Experiencing Omotenashi in Epcot’s Japan Pavilion
I think I’ve experienced omotenashi every time I’ve visited the Japan Pavilion in Epcot’s world showcase. Some of our best family memories have been made at the pavilion.
During one of our family’s first visits, we had dinner at the incredible Teppan Edo. We checked in at a small kiosk outside. A Cast Member saw our kids, who were seven and one year old respectively, and promptly gave them a pair of origami paper cranes. Both still have the cranes, though many years have passed since that visit.

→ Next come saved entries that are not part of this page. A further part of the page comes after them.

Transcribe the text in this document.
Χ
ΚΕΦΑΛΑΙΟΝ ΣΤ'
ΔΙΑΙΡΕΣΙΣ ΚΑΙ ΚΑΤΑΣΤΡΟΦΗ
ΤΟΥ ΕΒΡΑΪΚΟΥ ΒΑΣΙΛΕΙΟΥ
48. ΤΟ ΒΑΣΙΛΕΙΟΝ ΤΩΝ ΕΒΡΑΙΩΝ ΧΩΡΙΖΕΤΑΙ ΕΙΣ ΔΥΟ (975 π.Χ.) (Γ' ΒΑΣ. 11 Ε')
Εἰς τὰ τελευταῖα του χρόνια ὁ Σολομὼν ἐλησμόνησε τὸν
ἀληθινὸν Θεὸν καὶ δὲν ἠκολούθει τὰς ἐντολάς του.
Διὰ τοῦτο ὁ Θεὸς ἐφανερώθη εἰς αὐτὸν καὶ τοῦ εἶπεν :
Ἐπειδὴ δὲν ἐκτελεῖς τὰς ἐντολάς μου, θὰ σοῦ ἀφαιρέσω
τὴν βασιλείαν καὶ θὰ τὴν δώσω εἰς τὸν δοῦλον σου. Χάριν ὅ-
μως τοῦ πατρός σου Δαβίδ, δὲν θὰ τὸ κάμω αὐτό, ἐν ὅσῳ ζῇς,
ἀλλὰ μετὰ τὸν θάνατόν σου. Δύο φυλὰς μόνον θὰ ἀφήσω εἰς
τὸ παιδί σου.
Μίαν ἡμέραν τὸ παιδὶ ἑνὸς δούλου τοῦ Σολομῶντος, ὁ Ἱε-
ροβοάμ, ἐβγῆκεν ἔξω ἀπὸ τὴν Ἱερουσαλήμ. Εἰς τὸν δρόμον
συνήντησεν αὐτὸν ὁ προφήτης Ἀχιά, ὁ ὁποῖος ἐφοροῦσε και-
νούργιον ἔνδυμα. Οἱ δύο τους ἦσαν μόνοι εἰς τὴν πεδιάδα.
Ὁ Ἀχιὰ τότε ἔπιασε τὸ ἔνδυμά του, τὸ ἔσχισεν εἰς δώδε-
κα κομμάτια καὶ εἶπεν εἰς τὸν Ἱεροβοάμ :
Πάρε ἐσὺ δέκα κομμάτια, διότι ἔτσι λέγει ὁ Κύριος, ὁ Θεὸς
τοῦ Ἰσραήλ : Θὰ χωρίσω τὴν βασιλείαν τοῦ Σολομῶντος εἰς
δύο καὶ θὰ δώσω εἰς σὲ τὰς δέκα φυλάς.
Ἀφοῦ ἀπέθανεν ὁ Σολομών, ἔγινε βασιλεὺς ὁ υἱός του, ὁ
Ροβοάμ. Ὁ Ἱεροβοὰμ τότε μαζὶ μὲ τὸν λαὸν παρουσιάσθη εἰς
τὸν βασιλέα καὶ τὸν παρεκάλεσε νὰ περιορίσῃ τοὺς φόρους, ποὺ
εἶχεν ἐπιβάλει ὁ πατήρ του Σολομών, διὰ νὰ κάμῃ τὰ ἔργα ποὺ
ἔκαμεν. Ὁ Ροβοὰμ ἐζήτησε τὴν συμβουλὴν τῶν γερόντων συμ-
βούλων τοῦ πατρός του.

Once we were inside, Cast Members continue lavishing us with attention, beyond the simple service you might expect at a restaurant. After we were seated, our kids were given chef’s hats. A small, origami Pikachu was placed on one of the hats, and then our server wrote both of the kids’ names in Japanese on the hats as well. Like the paper cranes, we still have the hats.
If you’ve never eaten at Teppan Edo, it’s part meal, part dinner theater. The chef cooks your meal at your table, joking with guests and performing tricks. Our kids were particularly taken with the steam volcano made from onions. The chef then went out of his way to explain which sauces worked best with which types of food. For reference the white sauce is good with everything. It was, without a doubt, one of the most memorable dining experiences we’ve ever had as a family.
The experience of omotenashi is also central to the Guest experience in the Mitsukoshi store, located just beneath Teppan Edo. The business has deep roots in Japanese history. According to the official Mitsukoshi web page, “In 1673, Mitsukoshi established Echigo-ya, a traditional Japanese dress shop known as a gofuku store in Tokyo.” It’s a bit difficult to describe Epcot’s Mitsukoshi store. It’s like a sensory explosion. Though the company began as a simple dress shop, you can now find just about anything there. We typically spend a bit of time perusing their pop culture collectibles, which include items from video games like The Legend of Zelda and Super Mario Bros, to cartoons like Pokemon, and Dragon Ball Z. You can purchase items of clothing, such as a traditional kimono, hand bags, or scarves. You can also find a variety of Japanese candies, and the adults can check out the store’s sake bar.
However, for the best sense of omotenashi, you have to visit the “pick a pearl” stand inside of Mitsukoshi. This was an experience my wife had dreamed of having since she was a little girl, and finally got to fulfill during one of our visits. It’s impossible to miss when you step inside. The pick a pearl station is the area with large pools of water, each containing dozens of oysters to choose. You purchase a ticket at any register within the store, and then wait for your number to be called. It’s a bit like a deli in that way. Once it is your turn, a Cast Member will guide you through the process of picking your oyster. That’s when the show really begins. The Cast Members are always enthusiastic, turning the entire process into something like a ritual. They make a big deal out of each oyster they open, accompanying it with drum playing and lavish praise for the pearl you find inside. Once you have your pearl, they can help you have it set or simply take it home as is. Oh, and don’t worry, on the rare occasion when an oyster doesn’t contain a pearl, they’ll let you choose another. No one goes home empty handed.
Like dinner in Teppan Edo, the show is just as much a part of the purchase as the actual item. Of course, my wife and our kids kept the pearls they acquired. However, their memories of the pageantry involved in acquiring the pearl have been just as precious. That is all thanks to the lengths that the Cast Members went to in order to make them feel special.